On February 1, several Likud politicians held a dramatic press conference in which they alleged that Labor had accepted improper financial support from non-governmental organizations (NGOs) partially or entirely funded by foreign interests. This was an obvious reference to the V15 group, whose “partnership” with OneVoice International, an American NGO whose website boasts that it is a partner of the U.S. State Department, has now been widely reported in the Israeli press.
Yitzhak Herzog has responded to these allegations with the Israeli equivalent of pleading the fifth. He also offered lame allegations of equivalence with the support Likud enjoys from the popular Israeli daily Yisra’el Hayom, which is owned by Sheldon Adelson. The impact on this week’s upcoming polls will be very interesting indeed.
In other news, Manuel Trajtenberg, HaMachane haTziyoni’s nominee for finance minister, decried the slippage in Israeli government spending under the previous coalition. He suggested that it be raised to 40% of GDP and pegged there by law (last year’s budget is estimated to have been 39% of Israeli GDP; the OECD average is 46% of GDP. For comparison, U.S. government spending is estimated to have been 35% of GDP in 2014.
Trajtenberg also called for publicly owned land to be made available gratis for future housing projects as a way to reduce the cost of housing in Israel, a major domestic issue which was the subject of protest rallies in recent years. He also called for the appointment of a government minister to man a “situation room” dealing with housing issues.
In contrast, the more classically liberal Moshe Kachlon, leader of the new Kulanu party, has called for abolition of the Israel Land Authority and dismantling of its bureaucracy to reduce the cost of land and government spending generally.
Trajtenberg’s economic platform was predictably assailed by Likud, chief party of the outgoing coalition (which has not yet released an economic platform of its own) as fiscally irresponsible, and by the further-left Meretz party as insufficiently redistributionist.
Conspicuously absent from the event in which Trajtenberg unveiled his platform were any other Labor party leaders, who are reportedly unhappy with the platform. Israeli Channel 2 has reported a major dispute amongst the Labor elite at a party meeting on Monday, many of whom regard Trajtenberg as too capitalistic for their taste. Not surprising, perhaps, from the party which the present American administration seems to prefer.

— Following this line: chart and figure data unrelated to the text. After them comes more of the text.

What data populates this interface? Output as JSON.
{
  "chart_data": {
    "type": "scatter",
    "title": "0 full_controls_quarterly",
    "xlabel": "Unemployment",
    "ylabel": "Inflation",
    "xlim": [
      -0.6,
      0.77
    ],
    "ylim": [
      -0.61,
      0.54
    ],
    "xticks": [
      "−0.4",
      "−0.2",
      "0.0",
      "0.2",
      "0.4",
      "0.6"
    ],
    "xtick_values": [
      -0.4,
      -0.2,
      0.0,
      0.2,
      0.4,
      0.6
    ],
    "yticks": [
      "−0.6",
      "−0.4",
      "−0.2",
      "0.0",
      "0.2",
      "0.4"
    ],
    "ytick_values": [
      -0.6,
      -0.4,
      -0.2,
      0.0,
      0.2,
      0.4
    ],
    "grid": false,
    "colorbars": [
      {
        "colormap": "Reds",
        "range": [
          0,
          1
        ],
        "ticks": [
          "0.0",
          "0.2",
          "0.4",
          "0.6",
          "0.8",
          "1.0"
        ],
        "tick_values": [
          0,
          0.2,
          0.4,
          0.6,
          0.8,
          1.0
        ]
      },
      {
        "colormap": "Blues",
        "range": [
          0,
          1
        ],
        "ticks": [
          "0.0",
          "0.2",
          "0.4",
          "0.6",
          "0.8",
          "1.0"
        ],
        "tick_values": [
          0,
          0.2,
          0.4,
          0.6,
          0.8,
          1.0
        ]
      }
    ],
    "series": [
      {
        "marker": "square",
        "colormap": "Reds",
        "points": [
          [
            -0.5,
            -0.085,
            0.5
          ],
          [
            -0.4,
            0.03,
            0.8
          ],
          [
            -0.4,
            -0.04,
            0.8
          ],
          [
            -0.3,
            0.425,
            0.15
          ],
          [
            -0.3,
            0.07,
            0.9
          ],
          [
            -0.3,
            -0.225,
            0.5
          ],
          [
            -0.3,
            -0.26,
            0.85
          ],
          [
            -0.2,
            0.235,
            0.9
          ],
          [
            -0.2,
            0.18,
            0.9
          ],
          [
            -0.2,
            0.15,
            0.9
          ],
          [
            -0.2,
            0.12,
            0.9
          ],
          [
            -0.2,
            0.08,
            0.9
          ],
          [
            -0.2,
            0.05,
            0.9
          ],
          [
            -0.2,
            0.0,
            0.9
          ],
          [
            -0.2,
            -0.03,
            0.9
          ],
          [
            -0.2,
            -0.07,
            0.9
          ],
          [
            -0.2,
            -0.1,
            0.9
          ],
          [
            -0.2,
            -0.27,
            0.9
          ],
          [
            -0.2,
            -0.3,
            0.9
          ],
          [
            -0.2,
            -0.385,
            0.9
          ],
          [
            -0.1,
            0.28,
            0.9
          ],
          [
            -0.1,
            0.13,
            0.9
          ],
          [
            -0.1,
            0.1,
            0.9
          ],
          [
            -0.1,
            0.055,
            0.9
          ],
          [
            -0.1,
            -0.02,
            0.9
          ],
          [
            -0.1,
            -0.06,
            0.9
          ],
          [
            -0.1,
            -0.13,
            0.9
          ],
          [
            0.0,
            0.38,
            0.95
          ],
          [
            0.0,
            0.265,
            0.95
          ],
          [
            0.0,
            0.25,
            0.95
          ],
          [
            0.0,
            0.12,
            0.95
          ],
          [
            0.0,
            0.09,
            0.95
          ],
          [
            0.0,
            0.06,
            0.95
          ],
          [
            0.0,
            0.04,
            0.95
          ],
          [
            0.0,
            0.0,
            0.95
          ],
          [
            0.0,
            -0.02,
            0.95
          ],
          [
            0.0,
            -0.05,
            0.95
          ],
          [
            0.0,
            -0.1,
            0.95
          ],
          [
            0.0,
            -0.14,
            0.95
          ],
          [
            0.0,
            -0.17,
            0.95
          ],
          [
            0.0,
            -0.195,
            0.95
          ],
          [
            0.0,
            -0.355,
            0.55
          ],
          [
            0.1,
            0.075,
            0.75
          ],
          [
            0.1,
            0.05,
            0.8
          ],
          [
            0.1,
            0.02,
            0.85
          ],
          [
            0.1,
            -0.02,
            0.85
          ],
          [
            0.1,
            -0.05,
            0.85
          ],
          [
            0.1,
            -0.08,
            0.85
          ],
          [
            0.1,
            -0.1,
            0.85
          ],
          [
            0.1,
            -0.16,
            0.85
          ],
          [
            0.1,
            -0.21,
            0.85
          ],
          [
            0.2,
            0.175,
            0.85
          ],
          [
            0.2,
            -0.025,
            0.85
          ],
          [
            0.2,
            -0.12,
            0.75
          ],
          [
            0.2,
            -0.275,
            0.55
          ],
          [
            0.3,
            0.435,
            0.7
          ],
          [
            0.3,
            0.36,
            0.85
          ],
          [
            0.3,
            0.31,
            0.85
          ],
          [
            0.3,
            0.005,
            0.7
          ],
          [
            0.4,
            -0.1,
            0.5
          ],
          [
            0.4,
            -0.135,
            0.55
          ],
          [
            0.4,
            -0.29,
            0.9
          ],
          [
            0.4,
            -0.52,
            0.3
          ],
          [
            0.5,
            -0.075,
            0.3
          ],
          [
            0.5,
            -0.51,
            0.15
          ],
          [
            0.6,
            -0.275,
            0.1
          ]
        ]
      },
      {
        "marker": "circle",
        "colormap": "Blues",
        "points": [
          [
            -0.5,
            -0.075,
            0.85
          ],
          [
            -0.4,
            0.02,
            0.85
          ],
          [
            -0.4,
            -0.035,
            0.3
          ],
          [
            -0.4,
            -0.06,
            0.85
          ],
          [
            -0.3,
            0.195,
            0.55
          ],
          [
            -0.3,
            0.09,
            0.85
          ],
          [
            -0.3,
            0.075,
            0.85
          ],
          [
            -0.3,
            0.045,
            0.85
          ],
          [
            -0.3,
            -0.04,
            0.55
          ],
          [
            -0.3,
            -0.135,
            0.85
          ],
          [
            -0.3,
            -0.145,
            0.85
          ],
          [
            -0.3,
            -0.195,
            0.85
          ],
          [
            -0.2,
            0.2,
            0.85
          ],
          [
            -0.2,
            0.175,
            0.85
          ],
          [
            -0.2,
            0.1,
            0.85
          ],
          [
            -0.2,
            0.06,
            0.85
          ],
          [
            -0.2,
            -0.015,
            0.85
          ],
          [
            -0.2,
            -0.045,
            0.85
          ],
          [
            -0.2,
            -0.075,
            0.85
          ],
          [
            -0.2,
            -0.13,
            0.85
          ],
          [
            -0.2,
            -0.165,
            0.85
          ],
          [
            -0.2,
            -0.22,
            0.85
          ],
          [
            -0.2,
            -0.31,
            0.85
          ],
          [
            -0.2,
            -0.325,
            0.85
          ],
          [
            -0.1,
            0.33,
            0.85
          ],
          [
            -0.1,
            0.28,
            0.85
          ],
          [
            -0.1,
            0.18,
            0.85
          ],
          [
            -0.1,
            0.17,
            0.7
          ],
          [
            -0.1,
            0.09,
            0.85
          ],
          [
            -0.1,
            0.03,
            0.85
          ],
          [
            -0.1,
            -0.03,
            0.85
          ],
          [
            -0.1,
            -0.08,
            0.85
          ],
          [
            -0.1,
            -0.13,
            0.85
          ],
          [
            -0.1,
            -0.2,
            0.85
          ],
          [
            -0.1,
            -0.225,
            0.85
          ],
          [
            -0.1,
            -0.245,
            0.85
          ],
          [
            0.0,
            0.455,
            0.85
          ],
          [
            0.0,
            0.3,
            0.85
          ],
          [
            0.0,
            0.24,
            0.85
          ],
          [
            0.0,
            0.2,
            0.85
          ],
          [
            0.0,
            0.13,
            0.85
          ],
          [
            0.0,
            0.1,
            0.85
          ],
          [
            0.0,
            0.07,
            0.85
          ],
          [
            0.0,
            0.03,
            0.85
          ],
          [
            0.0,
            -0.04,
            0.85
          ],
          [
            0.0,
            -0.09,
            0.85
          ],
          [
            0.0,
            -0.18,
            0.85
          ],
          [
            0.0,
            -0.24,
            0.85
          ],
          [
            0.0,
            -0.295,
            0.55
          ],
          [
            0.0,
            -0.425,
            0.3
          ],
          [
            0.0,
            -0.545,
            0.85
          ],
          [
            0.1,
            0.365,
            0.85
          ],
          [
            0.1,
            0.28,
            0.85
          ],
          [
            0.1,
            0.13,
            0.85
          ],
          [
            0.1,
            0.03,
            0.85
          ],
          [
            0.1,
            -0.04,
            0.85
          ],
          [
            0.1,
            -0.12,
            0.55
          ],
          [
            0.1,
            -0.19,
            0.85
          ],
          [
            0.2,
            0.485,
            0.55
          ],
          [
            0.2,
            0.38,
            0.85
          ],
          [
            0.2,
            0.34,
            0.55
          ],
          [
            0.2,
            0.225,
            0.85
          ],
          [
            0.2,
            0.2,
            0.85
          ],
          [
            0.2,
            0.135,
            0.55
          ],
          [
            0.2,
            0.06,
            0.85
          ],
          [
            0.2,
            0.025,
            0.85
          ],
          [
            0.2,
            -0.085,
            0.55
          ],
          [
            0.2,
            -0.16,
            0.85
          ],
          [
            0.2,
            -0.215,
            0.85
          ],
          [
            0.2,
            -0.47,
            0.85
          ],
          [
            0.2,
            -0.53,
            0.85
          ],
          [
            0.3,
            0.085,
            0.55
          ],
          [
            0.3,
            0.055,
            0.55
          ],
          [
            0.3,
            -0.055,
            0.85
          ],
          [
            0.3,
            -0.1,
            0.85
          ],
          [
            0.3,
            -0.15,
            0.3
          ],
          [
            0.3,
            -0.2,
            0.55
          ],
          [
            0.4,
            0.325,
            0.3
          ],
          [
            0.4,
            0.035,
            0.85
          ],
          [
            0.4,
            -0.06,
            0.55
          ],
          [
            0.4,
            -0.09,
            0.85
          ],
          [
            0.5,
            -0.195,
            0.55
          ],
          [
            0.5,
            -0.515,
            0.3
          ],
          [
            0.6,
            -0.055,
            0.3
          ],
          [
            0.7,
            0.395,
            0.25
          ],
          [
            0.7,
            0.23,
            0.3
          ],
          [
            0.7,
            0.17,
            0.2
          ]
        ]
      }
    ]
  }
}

Last week’s polls still suggest a new Israeli government coalition will form on the right, most likely including Likud, HaBayit haYehudi, Kulanu, Shas, and Yahadut haTorah, which with the above numbers would yield a slender coalition of 61 seats. This could be expanded by the addition of either Yisra’el Beytenu or Yachad, neither of which seems likely at present, although a possible split in Yachad — which ironically means “Together” in Hebrew — could allow Eli Yishai and Yoni Chetboun to join the coalition, boosting the total to 63.
By contrast, a coalition of the Left, even with the historically unprecedented inclusion of the United Arab List, would yield only 51 seats, 10 short of a majority. Participation of any of the “centrist” or non-Zionist religious parties in such a coalition to boost its numbers is extremely unlikely, so Binyamin Netanyahu is still the likely next prime minister.